School Year Wrap Up: 2014 Report Card Comments June 23, 2014
Tags: end of school year, report card comments, teacher
Imagine, if you will, that you are a teacher in an urban elementary school. For the past ten months it has been your duty to systematically improve the outcomes of twenty-some little less-than-nine-year-olds. Pants have been wet. Spider monkey howls have been howled. Swaths of duct tape have hovered within centimeters of certain lips. I only alluded once out loud to a possible need to wear Pull-Ups to school due to frequent “I have a true emergency” pleas. If you do not see the miracle in the fact that students and teacher are still standing, you clearly need to watch more episodes of The Simpsons.

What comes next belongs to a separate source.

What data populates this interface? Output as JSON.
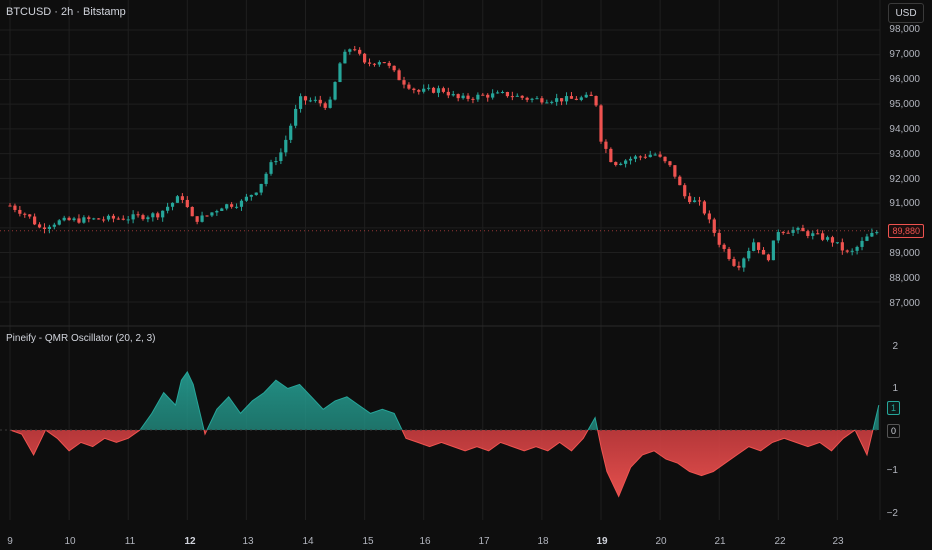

And so, the time has come, once again, to fill a space barely larger than that of a triple Tweet, with the critical written message that may be the only communication that a parent reads about their child (I don’t assume that they have read the previous comments). Also, the dang Cricket phone has long since been disconnected. As I have noted before, the nature of report card comments has been ambushed, like everything else in public education, by the Data Dementors. We are required to report mostly in numeric code. What’s left must tread lightly into the realm of the human being child. You’ll see what I mean. Please note: I use the word “actual” loosely.
Actual comment:
Skylark has increased her reading level from C to F. This is still far below the grade level target of M. Skylark continues to struggle with addition and subtraction within 20, and scored 27% on the most recent math assessment. Please practice daily with the materials sent home for the summer. I am hopeful that Skylark will focus on her schoolwork in order to make lots of progress next year!
Fake comment:
Skylark has progressed from level C (Come ON!) to level F (Freaking pay attention and look at the word and not your sparkly press-on nails that get lost on the floor and prevent you from looking at these things called letters!). Skylark is amused by Kleenex. Skylark won our class award for most consecutive days without turning in homework! Way to go above and beyond, Skylark!
Actual comment:
Bruce Lee has made some progress with math computation, and scored 40 out of 50 points on the end-of-year timed facts quiz. He should be reading at level M at the end of this grade, but struggled to reach K, as he sometimes gives up on tasks, and is tempted to socialize. I am confident that he will make more positive behavior choices next year. Good luck, Bruce!
Fake comment:
Bruce Lee could be the most successful kid in the class, but he is fully focused on his Thug-In-Training program. He was the first in the grade to learn to make spit balls! He believes that his desk is a wheelbarrow, and his seat, a rocking chair. His anger at being asked to complete schoolwork is surpassed only by his commitment to wear all-camo, all day, every day. I was delighted at his progress when he stated that, “I don’t steal markers from you anymore.”
Actual comment:
Tazmania scored 19 out of 50 points on her final math assessment, short of the grade level target of 40. She also has struggled with understanding what she reads, scoring 35% on her last unit assessment. Tazmania is frequently distracted and will need to focus on controlling her body as she moves on to the next grade level. Good luck next year, Taz!
Fake comment:
Tazmania practices Desk Twerking on a daily basis. We are all impressed by her ability to elevate her tush like that, and so often! She finds it difficult to complete assignments, as she is generally at eye level with her desk, which is a treasure trove of all the pencils, rubber bands, and sticky notes missing from the room at any given time. I am hopeful that her practice at lying pathologically will contribute to lots of improvement in her writing next year! Good luck, Tazmania!
Now, on to the comedy that is summer professional development!